> wow! awesome tips. I knew COPY rocks but didn't realize it would win vs INSERT...

> wow! awesome tips. I knew COPY rocks but didn't realize it would win vs INSERT INTO SELECT FROM !

We (postgres) should fix that at some point... The difference basically is that there's a dedicated path to insert many tuples at once that's often used by COPY that isn't used by INSERT INTO ... SELECT. The logic for determining when that optimization is correct (consider e.g. after-insert per-row triggers, the trigger invocation for row N may not yet see row N+1) is specific to COPY right now. We need to generalize it to be usable in more places.

To be fair, part of the reason the COPY approach is faster is that the generate_series() query actually uses a fair bit of CPU on its own, and the piped psql's lead to the data generation and data loading being run separately. Of course, partially paying for that by needing to serialize/deserialize the data and handling all the data in four processes.

When doing the COPYs separately to/from a file, it actually takes longer to generate the data than loading the data into an unlogged table.

  # COPY (SELECT (1000*random())::int2 as city, (random()*random()*1100)::int2 temp  FROM (SELECT generate_series(1,1e8::int8))) TO '/tmp/data.pgcopy' WITH BINARY;
  COPY 100000000
  Time: 21560.956 ms (00:21.561)

  # BEGIN;DROP TABLE IF EXISTS temps_int2; CREATE UNLOGGED TABLE temps_int2 (city int2 NOT NULL, temp int2 NOT NULL); COPY temps_int2 FROM '/tmp/data.pgcopy' WITH BINARY;COMMIT;

  BEGIN
  Time: 0.128 ms
  DROP TABLE
  Time: 0.752 ms
  CREATE TABLE
  Time: 0.609 ms
  COPY 100000000
  Time: 18874.010 ms (00:18.874)
  COMMIT
  Time: 229.650 ms

Loading into a logged table is a bit slower, at 20250.835 ms.
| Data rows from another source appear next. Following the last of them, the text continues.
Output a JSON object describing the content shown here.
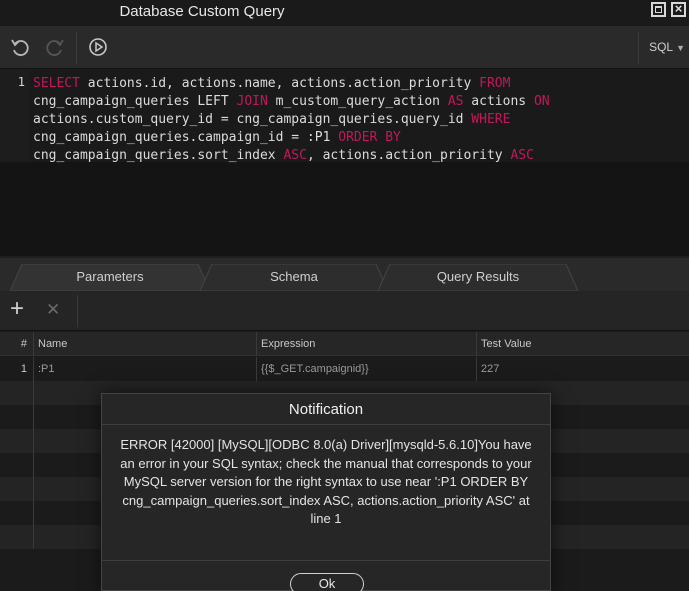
{
  "window": {
    "title": "Database Custom Query"
  },
  "toolbar": {
    "language": "SQL"
  },
  "editor": {
    "line_number": "1",
    "lines": [
      [
        {
          "t": "SELECT",
          "k": 1
        },
        {
          "t": " actions.id, actions.name, actions.action_priority "
        },
        {
          "t": "FROM",
          "k": 1
        }
      ],
      [
        {
          "t": "cng_campaign_queries LEFT "
        },
        {
          "t": "JOIN",
          "k": 1
        },
        {
          "t": " m_custom_query_action "
        },
        {
          "t": "AS",
          "k": 1
        },
        {
          "t": " actions "
        },
        {
          "t": "ON",
          "k": 1
        }
      ],
      [
        {
          "t": "actions.custom_query_id = cng_campaign_queries.query_id "
        },
        {
          "t": "WHERE",
          "k": 1
        }
      ],
      [
        {
          "t": "cng_campaign_queries.campaign_id = :P1 "
        },
        {
          "t": "ORDER BY",
          "k": 1
        }
      ],
      [
        {
          "t": "cng_campaign_queries.sort_index "
        },
        {
          "t": "ASC",
          "k": 1
        },
        {
          "t": ", actions.action_priority "
        },
        {
          "t": "ASC",
          "k": 1
        }
      ]
    ]
  },
  "tabs": [
    {
      "label": "Parameters",
      "active": true
    },
    {
      "label": "Schema",
      "active": false
    },
    {
      "label": "Query Results",
      "active": false
    }
  ],
  "grid": {
    "columns": [
      "#",
      "Name",
      "Expression",
      "Test Value"
    ],
    "rows": [
      {
        "num": "1",
        "name": ":P1",
        "expression": "{{$_GET.campaignid}}",
        "test_value": "227"
      }
    ]
  },
  "notification": {
    "title": "Notification",
    "message": "ERROR [42000] [MySQL][ODBC 8.0(a) Driver][mysqld-5.6.10]You have an error in your SQL syntax; check the manual that corresponds to your MySQL server version for the right syntax to use near ':P1 ORDER BY cng_campaign_queries.sort_index ASC, actions.action_priority ASC' at line 1",
    "ok_label": "Ok"
  },
  "colors": {
    "keyword": "#c2185b",
    "background": "#1e1e1e",
    "editor_bg": "#1a1a1a"
  }
}
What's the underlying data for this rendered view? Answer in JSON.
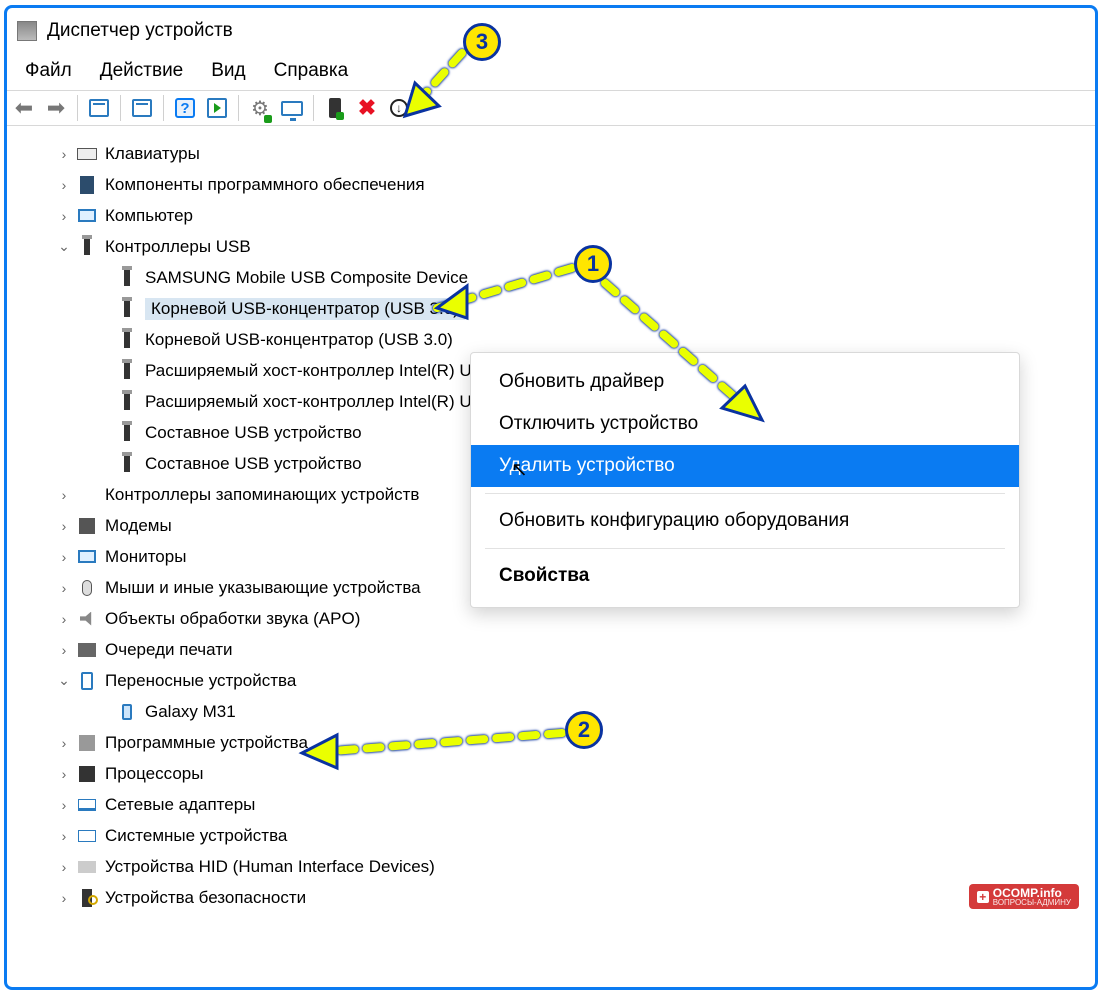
{
  "title": "Диспетчер устройств",
  "menu": {
    "file": "Файл",
    "action": "Действие",
    "view": "Вид",
    "help": "Справка"
  },
  "tree": [
    {
      "label": "Клавиатуры",
      "icon": "ic-kb",
      "depth": 1,
      "expand": ">"
    },
    {
      "label": "Компоненты программного обеспечения",
      "icon": "ic-comp",
      "depth": 1,
      "expand": ">"
    },
    {
      "label": "Компьютер",
      "icon": "ic-mon",
      "depth": 1,
      "expand": ">"
    },
    {
      "label": "Контроллеры USB",
      "icon": "ic-usb",
      "depth": 1,
      "expand": "v"
    },
    {
      "label": "SAMSUNG Mobile USB Composite Device",
      "icon": "ic-usb",
      "depth": 2,
      "expand": ""
    },
    {
      "label": "Корневой USB-концентратор (USB 3.0)",
      "icon": "ic-usb",
      "depth": 2,
      "expand": "",
      "selected": true
    },
    {
      "label": "Корневой USB-концентратор (USB 3.0)",
      "icon": "ic-usb",
      "depth": 2,
      "expand": ""
    },
    {
      "label": "Расширяемый хост-контроллер Intel(R) USB 3.1",
      "icon": "ic-usb",
      "depth": 2,
      "expand": ""
    },
    {
      "label": "Расширяемый хост-контроллер Intel(R) USB 3.1",
      "icon": "ic-usb",
      "depth": 2,
      "expand": ""
    },
    {
      "label": "Составное USB устройство",
      "icon": "ic-usb",
      "depth": 2,
      "expand": ""
    },
    {
      "label": "Составное USB устройство",
      "icon": "ic-usb",
      "depth": 2,
      "expand": ""
    },
    {
      "label": "Контроллеры запоминающих устройств",
      "icon": "ic-store",
      "depth": 1,
      "expand": ">"
    },
    {
      "label": "Модемы",
      "icon": "ic-modem",
      "depth": 1,
      "expand": ">"
    },
    {
      "label": "Мониторы",
      "icon": "ic-mon",
      "depth": 1,
      "expand": ">"
    },
    {
      "label": "Мыши и иные указывающие устройства",
      "icon": "ic-mouse",
      "depth": 1,
      "expand": ">"
    },
    {
      "label": "Объекты обработки звука (APO)",
      "icon": "ic-sound",
      "depth": 1,
      "expand": ">"
    },
    {
      "label": "Очереди печати",
      "icon": "ic-print",
      "depth": 1,
      "expand": ">"
    },
    {
      "label": "Переносные устройства",
      "icon": "ic-tablet",
      "depth": 1,
      "expand": "v"
    },
    {
      "label": "Galaxy M31",
      "icon": "ic-phone",
      "depth": 2,
      "expand": ""
    },
    {
      "label": "Программные устройства",
      "icon": "ic-sw",
      "depth": 1,
      "expand": ">"
    },
    {
      "label": "Процессоры",
      "icon": "ic-cpu",
      "depth": 1,
      "expand": ">"
    },
    {
      "label": "Сетевые адаптеры",
      "icon": "ic-net",
      "depth": 1,
      "expand": ">"
    },
    {
      "label": "Системные устройства",
      "icon": "ic-sys",
      "depth": 1,
      "expand": ">"
    },
    {
      "label": "Устройства HID (Human Interface Devices)",
      "icon": "ic-hid",
      "depth": 1,
      "expand": ">"
    },
    {
      "label": "Устройства безопасности",
      "icon": "ic-sec",
      "depth": 1,
      "expand": ">"
    }
  ],
  "ctx": {
    "update": "Обновить драйвер",
    "disable": "Отключить устройство",
    "remove": "Удалить устройство",
    "rescan": "Обновить конфигурацию оборудования",
    "props": "Свойства"
  },
  "badges": {
    "b1": "1",
    "b2": "2",
    "b3": "3"
  },
  "watermark": {
    "text": "OCOMP.info",
    "sub": "ВОПРОСЫ-АДМИНУ"
  }
}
> Of course, if we really want to "go fast" then we want parallel loading, which means firing up N postgresql backends and each generate and write the data concurrently to different tables, then each compute a partial summary in N summary tables, and finally merge them together.

With PG >= 16, you need a fair bit of concurrency to hit bottlenecks due to multiple backends loading data into the same table with COPY. On my ~4 year old workstation I reach over 3GB/s, with a bit more work we can get higher. Before that the limit was a lot lower.

If I use large enough shared buffers so that IO does not become a bottleneck, I can load the 1e9 rows fairly quickly in parallel, using pgbench:

  c=20; psql -Xq -c "COPY (SELECT (1000*random())::int2 as city, (random()*random()*1100)::int2 temp  FROM (SELECT generate_series(1,1e6::int8))) TO '/tmp/data-1e6.pgcopy' WITH BINARY;" -c 'DROP TABLE IF EXISTS temps_int2; CREATE UNLOGGED TABLE temps_int2 (city int2 NOT NULL, temp int2 NOT NULL); ' && time pgbench -c$c -j$c -n -f <( echo "COPY temps_int2 FROM '/tmp/data-1e6.pgcopy' WITH BINARY;" ) -t $((1000/${c})) -P1

  real 0m26.486s

That's just 1.2GB/s, because the bottleneck is the per-row and per-field processing, due to their narrowness.

> The ultimate would be to hack into postgres and skip everything and just write the actual filesystem files in-place using knowledge of the file formats, then "wire in" these files to the database system tables. This normally gets hairy (e.g. TOAST) but with a simple table like this, it might be possible. This is a project I've always wanted to try.

I doubt that will ever be a good idea. For one, the row metadata contain transactional information, that'd be hard to create correctly outside of postgres. It'd also be too easy to cause issues with corrupted data.

However, there's a lot we could do to speed up data loading performance further. The parsing that COPY does, uhm, show signs of iterative development over decades. Absurdly enough, that's where the bottleneck most commonly is right now. I'm reasonably confident that there's at least 3-4x possible without going to particularly extreme lengths. I think there's also at least a not-too-hard 2x for the portion of loading loading data into the table.